Quelles sont les finalités du contrôle parlementaire de l’état d’urgence ?

Notre but n’est, bien entendu, pas de nous substituer au contrôle juridictionnel effectué par le juge administratif ou d’apprécier la pertinence des motivations ayant conduit les autorités de police à procéder à telle ou telle perquisition ou d’assigner tel individu à résidence. Il nous appartient en revanche d’être vigilants sur les risques d’utilisation « tous azimuts » des prérogatives renforcées dont disposent les autorités administratives pendant l’état d’urgence et de nous assurer qu’elles sont utilisées de manières proportionnées et adéquates.

Quel premier bilan peut-on tirer de l’application de l’état d’urgence ?

Force est de constater que les autorités de police utilisent massivement les facultés que ce régime leur offre. Il ne faut cependant pas négliger le fait que ces procédures permettent également d’acquérir des renseignements, cet aspect des perquisitions étant cependant particulièrement malaisé à évaluer pour des raisons évidentes de confidentialité.

Quelles sont les prochaines étapes du comité de suivi ?

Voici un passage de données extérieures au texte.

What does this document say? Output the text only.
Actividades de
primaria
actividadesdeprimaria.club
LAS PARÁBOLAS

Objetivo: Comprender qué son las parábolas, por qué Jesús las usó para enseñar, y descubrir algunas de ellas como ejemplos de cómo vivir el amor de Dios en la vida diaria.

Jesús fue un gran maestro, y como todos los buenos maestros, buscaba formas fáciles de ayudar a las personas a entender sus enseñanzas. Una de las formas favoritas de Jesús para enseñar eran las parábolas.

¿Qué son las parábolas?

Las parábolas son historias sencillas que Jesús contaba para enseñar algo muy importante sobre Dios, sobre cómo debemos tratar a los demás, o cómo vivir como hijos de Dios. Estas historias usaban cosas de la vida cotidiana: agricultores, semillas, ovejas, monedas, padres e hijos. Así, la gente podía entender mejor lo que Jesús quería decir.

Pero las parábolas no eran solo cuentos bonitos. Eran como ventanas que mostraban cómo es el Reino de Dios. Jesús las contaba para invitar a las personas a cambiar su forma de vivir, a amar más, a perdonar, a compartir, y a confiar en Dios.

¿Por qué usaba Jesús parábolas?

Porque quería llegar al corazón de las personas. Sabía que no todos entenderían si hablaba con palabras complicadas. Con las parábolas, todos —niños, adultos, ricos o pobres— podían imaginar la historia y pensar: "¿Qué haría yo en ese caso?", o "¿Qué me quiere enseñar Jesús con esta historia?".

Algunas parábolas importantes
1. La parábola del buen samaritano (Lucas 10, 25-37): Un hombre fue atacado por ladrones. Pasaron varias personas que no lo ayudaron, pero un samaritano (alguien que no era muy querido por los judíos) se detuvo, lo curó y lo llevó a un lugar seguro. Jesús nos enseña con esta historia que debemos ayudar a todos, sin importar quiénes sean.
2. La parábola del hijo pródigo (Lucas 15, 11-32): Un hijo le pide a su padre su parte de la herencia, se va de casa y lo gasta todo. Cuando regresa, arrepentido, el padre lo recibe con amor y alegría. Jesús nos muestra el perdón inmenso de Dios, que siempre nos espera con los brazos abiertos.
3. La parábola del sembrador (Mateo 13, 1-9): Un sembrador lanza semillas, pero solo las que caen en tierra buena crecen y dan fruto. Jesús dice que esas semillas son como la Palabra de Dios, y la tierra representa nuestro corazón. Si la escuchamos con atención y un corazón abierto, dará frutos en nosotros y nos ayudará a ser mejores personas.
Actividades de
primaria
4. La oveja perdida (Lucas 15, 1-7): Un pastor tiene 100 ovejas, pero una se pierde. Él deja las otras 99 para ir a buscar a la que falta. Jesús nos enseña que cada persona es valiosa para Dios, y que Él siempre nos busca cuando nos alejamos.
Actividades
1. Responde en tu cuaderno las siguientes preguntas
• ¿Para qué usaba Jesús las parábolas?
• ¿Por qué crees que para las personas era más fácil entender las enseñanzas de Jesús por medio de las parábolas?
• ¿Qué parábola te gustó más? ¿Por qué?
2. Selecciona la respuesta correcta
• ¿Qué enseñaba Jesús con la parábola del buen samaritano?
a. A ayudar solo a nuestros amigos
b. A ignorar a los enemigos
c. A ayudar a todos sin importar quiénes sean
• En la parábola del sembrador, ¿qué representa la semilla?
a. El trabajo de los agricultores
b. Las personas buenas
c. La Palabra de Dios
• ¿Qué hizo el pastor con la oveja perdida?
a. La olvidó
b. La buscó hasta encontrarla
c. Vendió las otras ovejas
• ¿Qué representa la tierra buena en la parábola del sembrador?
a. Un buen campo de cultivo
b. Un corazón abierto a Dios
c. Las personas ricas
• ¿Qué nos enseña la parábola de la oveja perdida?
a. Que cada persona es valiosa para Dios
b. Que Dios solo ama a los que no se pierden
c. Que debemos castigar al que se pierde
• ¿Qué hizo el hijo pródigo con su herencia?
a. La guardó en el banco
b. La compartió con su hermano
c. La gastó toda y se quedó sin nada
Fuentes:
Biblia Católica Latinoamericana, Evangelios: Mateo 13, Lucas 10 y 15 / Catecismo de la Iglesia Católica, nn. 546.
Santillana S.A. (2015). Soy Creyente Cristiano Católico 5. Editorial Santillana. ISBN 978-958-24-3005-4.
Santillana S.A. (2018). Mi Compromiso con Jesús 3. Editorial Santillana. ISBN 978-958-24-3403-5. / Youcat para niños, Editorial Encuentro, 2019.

La question qui va se poser rapidement à nous est celle de la sortie de l’état d’urgence. On ne saurait durablement fonder la prévention du terrorisme sur des procédures dérogatoires à nos règles habituelles de prévention des troubles à l’ordre public et de répression des infractions à la loi pénale. Il m’apparaît exclu, au risque de fragiliser les fondements de notre État de droit, de procéder durablement à des perquisitions hors du contrôle de l’autorité judiciaire ou de maintenir sur le long terme des personnes en assignation à résidence, alors même qu’aucun élément ne permettrait de les renvoyer, en vertu de nos règles relatives au procès équitable, devant une juridiction de jugement.

Ce débat nous renvoie donc aux moyens humains, matériels et juridiques dont disposent les pouvoirs publics pour lutter contre le terrorisme et la criminalité organisée en dehors du cadre de l’état d’urgence.